The role of ascorbic acid, selenium, and glutathione on benzo[a]pyrene-induced carcinogenesis in wistar rats

J BUON. 2004 Apr-Jun;9(2):187-92.

Abstract

Purpose: The carcinogenic action of polycyclic aromatic hydrocarbons (PAHs) can be inhibited by endogenous or exogenous compounds. This study was designed to elucidate the modifying action of 3 endogenous inhibitors- ascorbic acid (vit C) used alone, and selenium (Se) used in combination with glutathione (GSH).

Materials and methods: Chemical carcinogenesis was induced by benzo[a]pyrene(BaP). A hundred wistar rats were divided into 3 groups: the first group (G I) consisted of 42 animals, representing the control group. The two experimental groups (G II and G III) consisted of 38 and 20 rats, respectively. All groups were injected with BaP(10.08 mg subcutaneously-s.c). The first experimental G II was given only vit C (520 mg in 2% sugar solution per os - p.o.). The second experimental G III was given Se (0.1 mg p.o.) with GSH (200 mg p.o.). Tumor incidence and mean survival time were determined. Histological examination of the developed and excised tumors took place following death. The carcinogenic potency (CP) and anticarcinogenic potency (AP) of the substances used were calculated.
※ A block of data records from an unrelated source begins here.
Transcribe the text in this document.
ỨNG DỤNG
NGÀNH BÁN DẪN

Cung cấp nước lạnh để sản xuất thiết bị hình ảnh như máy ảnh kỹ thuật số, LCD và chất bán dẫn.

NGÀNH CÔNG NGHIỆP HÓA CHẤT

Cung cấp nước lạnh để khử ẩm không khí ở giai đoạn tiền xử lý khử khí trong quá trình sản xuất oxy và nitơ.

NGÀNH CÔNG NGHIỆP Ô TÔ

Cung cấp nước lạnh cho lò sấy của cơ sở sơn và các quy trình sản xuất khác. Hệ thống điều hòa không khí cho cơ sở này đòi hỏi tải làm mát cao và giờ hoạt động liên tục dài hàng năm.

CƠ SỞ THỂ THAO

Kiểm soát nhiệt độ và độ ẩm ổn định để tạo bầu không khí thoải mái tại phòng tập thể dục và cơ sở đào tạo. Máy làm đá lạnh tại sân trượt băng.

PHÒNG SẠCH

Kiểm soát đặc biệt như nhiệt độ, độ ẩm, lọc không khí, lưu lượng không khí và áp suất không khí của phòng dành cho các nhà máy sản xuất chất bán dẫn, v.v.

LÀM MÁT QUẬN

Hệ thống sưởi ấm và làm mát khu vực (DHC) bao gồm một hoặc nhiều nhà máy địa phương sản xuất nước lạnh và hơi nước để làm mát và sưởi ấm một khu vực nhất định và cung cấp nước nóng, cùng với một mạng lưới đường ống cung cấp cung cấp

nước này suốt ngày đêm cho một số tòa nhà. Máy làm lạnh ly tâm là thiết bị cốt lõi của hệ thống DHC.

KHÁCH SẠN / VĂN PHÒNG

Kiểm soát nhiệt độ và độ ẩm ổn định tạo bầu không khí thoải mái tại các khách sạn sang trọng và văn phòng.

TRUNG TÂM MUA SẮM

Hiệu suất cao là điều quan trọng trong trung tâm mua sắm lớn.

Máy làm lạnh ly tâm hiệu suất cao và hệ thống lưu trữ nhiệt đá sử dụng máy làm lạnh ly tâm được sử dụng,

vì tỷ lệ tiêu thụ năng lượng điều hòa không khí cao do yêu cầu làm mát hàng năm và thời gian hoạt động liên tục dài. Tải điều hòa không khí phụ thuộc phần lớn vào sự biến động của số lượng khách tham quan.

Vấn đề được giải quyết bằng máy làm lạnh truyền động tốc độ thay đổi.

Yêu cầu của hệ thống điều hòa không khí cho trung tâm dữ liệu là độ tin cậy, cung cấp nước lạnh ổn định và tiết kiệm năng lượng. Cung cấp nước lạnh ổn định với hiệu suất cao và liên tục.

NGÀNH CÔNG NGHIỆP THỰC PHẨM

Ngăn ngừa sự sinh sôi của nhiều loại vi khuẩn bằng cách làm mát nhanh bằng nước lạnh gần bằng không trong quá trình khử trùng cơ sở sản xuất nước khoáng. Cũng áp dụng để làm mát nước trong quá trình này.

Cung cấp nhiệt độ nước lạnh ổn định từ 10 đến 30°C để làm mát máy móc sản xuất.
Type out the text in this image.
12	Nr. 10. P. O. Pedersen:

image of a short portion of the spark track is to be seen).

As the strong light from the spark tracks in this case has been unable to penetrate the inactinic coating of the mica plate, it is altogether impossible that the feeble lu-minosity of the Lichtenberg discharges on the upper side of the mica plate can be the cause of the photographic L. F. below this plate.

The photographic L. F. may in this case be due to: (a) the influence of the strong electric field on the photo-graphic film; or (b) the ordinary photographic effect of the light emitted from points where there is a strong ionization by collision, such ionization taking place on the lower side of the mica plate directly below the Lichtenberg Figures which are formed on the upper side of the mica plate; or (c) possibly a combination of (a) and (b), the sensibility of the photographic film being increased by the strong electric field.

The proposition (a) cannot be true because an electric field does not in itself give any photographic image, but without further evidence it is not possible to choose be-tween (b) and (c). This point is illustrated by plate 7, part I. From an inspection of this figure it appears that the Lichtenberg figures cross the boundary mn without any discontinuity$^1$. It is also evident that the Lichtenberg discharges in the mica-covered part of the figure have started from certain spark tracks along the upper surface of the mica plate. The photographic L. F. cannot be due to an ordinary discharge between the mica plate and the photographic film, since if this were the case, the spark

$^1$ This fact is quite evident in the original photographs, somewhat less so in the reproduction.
Results: A statistically significant difference regarding the mean survival time in the two experimental groups (238.4-/+31 days and 344.9-/+48 days, respectively) compared to the control group (183.8-/+28 days) was found (p < 0.001). The CP of each of the 3 groups was 54.3, 41.2, and 28.9 units, respectively. The AP of vit C used alone was 13.1 units, representing a significant anticarcinogenic effect. The combination of Se + GSH showed an AP of 25.4 units, resulting in a significant prolongation of the mean survival time, which is considered a potent anticarcinogenic effect. Furthermore, a statistically significant difference was found also when the mean survival time of G III animals was compared with G II.

Conclusion: Vit C on its own and Se in combination with GSH represent strong endogenous inhibitors that can inhibit/reduce the carcinogenic action of BaP-induced carcinogenesis in wistar rats. The combination therapy used offered better in vivo results.